Police have said Kenny was responding to reports that Robinson had assaulted two people and was running in traffic. Investigators said Robinson attacked Kenny but other details haven’t been released.
Racial tension between police and minorities has been running high in several U.S. cities, most recently in Baltimore, where riots erupted after the funeral for Freddie Gray, a black man who suffered a fatal spinal injury while in police custody. Other high-profile cases of officers killing unarmed black residents include the deaths of Michael Brown in Ferguson, Missouri; Eric Garner in New York City; Walter Scott in North Charleston, South Carolina, and Dontre Hamilton in Milwaukee.

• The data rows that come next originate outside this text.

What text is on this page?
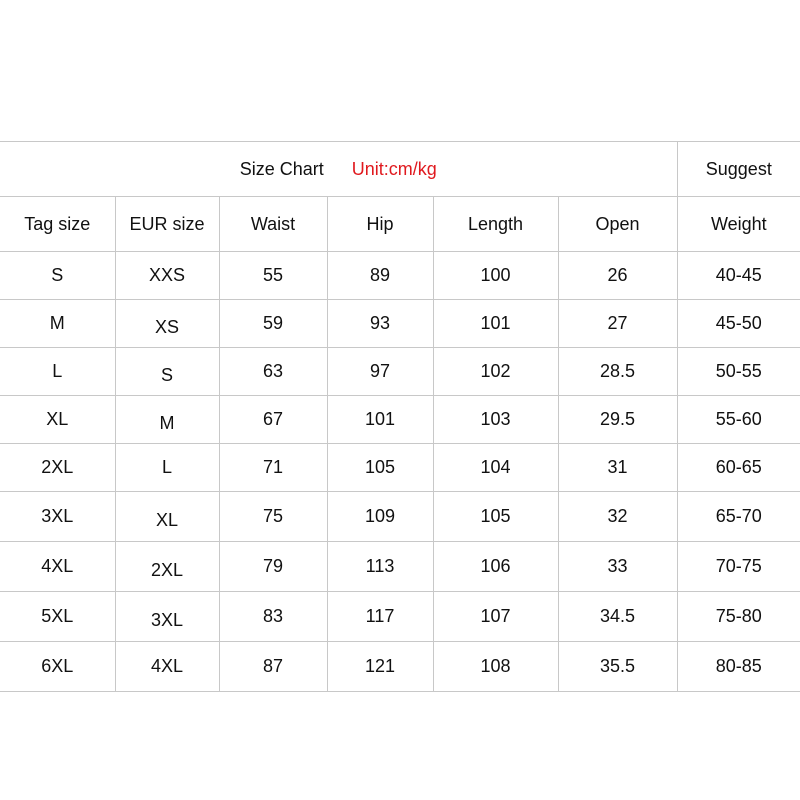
Size Chart Unit:cm/kg						Suggest
Tag size	EUR size	Waist	Hip	Length	Open	Weight
S	XXS	55	89	100	26	40-45
M	XS	59	93	101	27	45-50
L	S	63	97	102	28.5	50-55
XL	M	67	101	103	29.5	55-60
2XL	L	71	105	104	31	60-65
3XL	XL	75	109	105	32	65-70
4XL	2XL	79	113	106	33	70-75
5XL	3XL	83	117	107	34.5	75-80
6XL	4XL	87	121	108	35.5	80-85
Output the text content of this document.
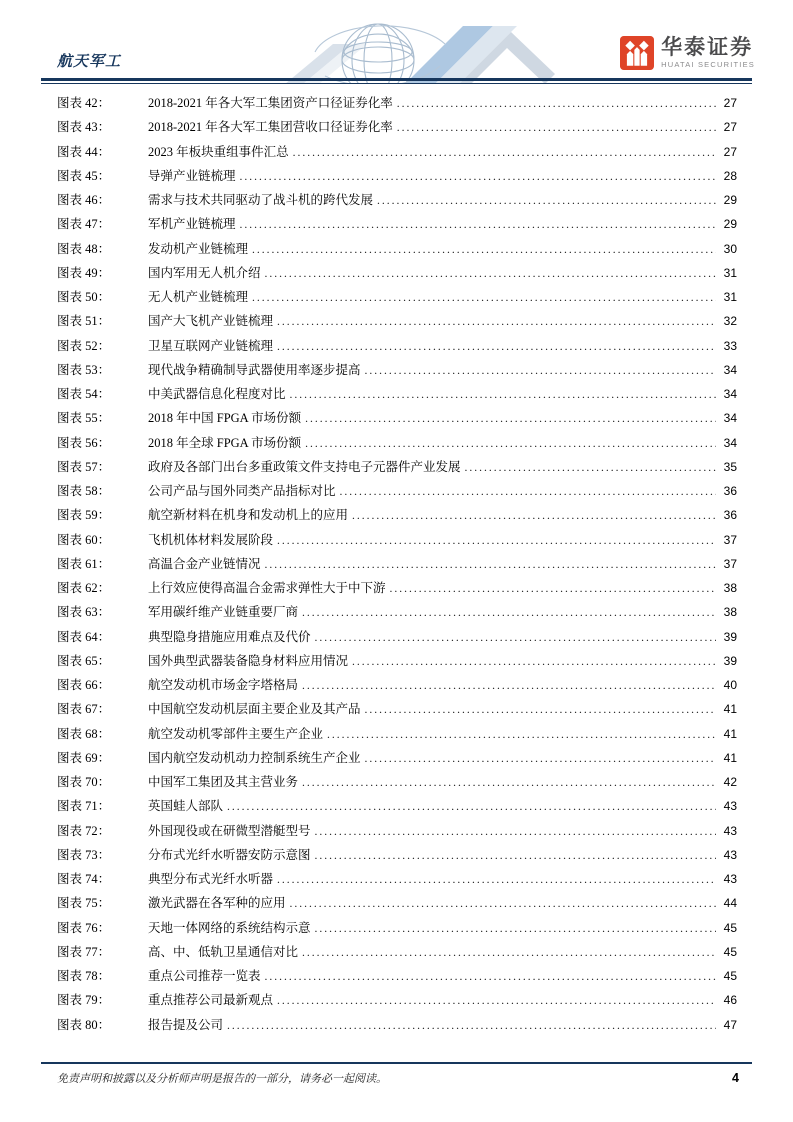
航天军工
华泰证券
HUATAI SECURITIES
图表 42：	2018-2021 年各大军工集团资产口径证券化率 .....	27
图表 43：	2018-2021 年各大军工集团营收口径证券化率 .....	27
图表 44：	2023 年板块重组事件汇总 .....	27
图表 45：	导弹产业链梳理 .....	28
图表 46：	需求与技术共同驱动了战斗机的跨代发展 .....	29
图表 47：	军机产业链梳理 .....	29
图表 48：	发动机产业链梳理 .....	30
图表 49：	国内军用无人机介绍 .....	31
图表 50：	无人机产业链梳理 .....	31
图表 51：	国产大飞机产业链梳理 .....	32
图表 52：	卫星互联网产业链梳理 .....	33
图表 53：	现代战争精确制导武器使用率逐步提高 .....	34
图表 54：	中美武器信息化程度对比 .....	34
图表 55：	2018 年中国 FPGA 市场份额 .....	34
图表 56：	2018 年全球 FPGA 市场份额 .....	34
图表 57：	政府及各部门出台多重政策文件支持电子元器件产业发展 .....	35
图表 58：	公司产品与国外同类产品指标对比 .....	36
图表 59：	航空新材料在机身和发动机上的应用 .....	36
图表 60：	飞机机体材料发展阶段 .....	37
图表 61：	高温合金产业链情况 .....	37
图表 62：	上行效应使得高温合金需求弹性大于中下游 .....	38
图表 63：	军用碳纤维产业链重要厂商 .....	38
图表 64：	典型隐身措施应用难点及代价 .....	39
图表 65：	国外典型武器装备隐身材料应用情况 .....	39
图表 66：	航空发动机市场金字塔格局 .....	40
图表 67：	中国航空发动机层面主要企业及其产品 .....	41
图表 68：	航空发动机零部件主要生产企业 .....	41
图表 69：	国内航空发动机动力控制系统生产企业 .....	41
图表 70：	中国军工集团及其主营业务 .....	42
图表 71：	英国蛙人部队 .....	43
图表 72：	外国现役或在研微型潜艇型号 .....	43
图表 73：	分布式光纤水听器安防示意图 .....	43
图表 74：	典型分布式光纤水听器 .....	43
图表 75：	激光武器在各军种的应用 .....	44
图表 76：	天地一体网络的系统结构示意 .....	45
图表 77：	高、中、低轨卫星通信对比 .....	45
图表 78：	重点公司推荐一览表 .....	45
图表 79：	重点推荐公司最新观点 .....	46
图表 80：	报告提及公司 .....	47
免责声明和披露以及分析师声明是报告的一部分，请务必一起阅读。	4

Six officers involved in Gray’s death have been charged, as has the officer who killed Scott. Grand juries declined to charge the officers involved in Brown’s and Garner’s deaths.

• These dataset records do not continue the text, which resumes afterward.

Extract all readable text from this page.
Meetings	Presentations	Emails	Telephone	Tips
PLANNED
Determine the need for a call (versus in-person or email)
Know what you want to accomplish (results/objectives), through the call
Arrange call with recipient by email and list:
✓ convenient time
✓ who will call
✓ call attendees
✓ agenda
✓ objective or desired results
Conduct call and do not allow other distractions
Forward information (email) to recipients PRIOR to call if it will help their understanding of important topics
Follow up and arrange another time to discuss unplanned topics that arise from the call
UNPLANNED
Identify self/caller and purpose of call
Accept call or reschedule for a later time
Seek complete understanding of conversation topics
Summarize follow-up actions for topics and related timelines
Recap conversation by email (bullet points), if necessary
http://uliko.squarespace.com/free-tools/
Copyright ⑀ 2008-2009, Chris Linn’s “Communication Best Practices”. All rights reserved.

The Wisconsin Department of Justice investigated Robinson’s death under a state law that requires an outside agency to lead probes into officer-involved shootings. Ozanne said he received the last investigative reports from the agency on April 13 and has been mulling a decision since then.
The shooting has sparked multiple street protests led by the Young, Gifted and Black Coalition. The protests have been peaceful, although demonstrators have demanded Kenny be fired and charged with homicide. They also have said they don’t trust Ozanne, saying he’s part of a corrupt criminal justice system that targets blacks.
Police arrested at least four protesters in April after they blocked one of Madison’s main thoroughfares for eight hours.
Wisconsin Gov. Scott Walker, who is expected to run for the 2016 Republican presidential nomination, was in Israel on May 10. Asked if Walker plans to cut the trip short to be in Wisconsin when the decision is announced, Jocelyn Webster, a spokeswoman for Walker’s office, said in an email: “There have been peaceful demonstrations in the past and we expect that to be the case in the future. As always, Governor Walker is in regular contact with executive staff, regardless of his location.”
Young, Gifted and Black statement issued …
The following statement was issued by the Young, Gifted and Black Coalition:
Out of respect for Tony Robinson’s family, Young Gifted and Black will not hold an action tomorrow (May 12) after District Attorney Ismael Ozanne makes his announcement regarding whether officer Matt Kenny will be charged with the death of 19-year-old black teenager Tony Robinson. We call community members to use Tuesday to remember Tony and reflect on the complex ways state violence impacts Black lives.
We will resume our actions on Black Out Wednesday, the first day of action in Black Spring, a national movement for Black Liberation. Black Spring recognizes the death of Tony as connected to the killings of Freddie Gray, Michael Brown, Rekia Boyd, Mya Hall, Tamir Rice, and Aiyana Jones. It is a movement that recognizes the poverty, mass incarceration, evacuated education systems, and physical and mental health struggles that Black people face all as injuries incurred in the war against Black people across in America. The long winter is over. It is time to grow and move in to spring, demonstrating resistance and resilience against the assault on Black people in Madison and across the country.
We ask workers, students, families, and community members who share our vision to stand up for Black lives as a part of this Black Spring movement, and Walk Out on Black Out Wednesday. More information on the events of Black Out Wednesday will be released.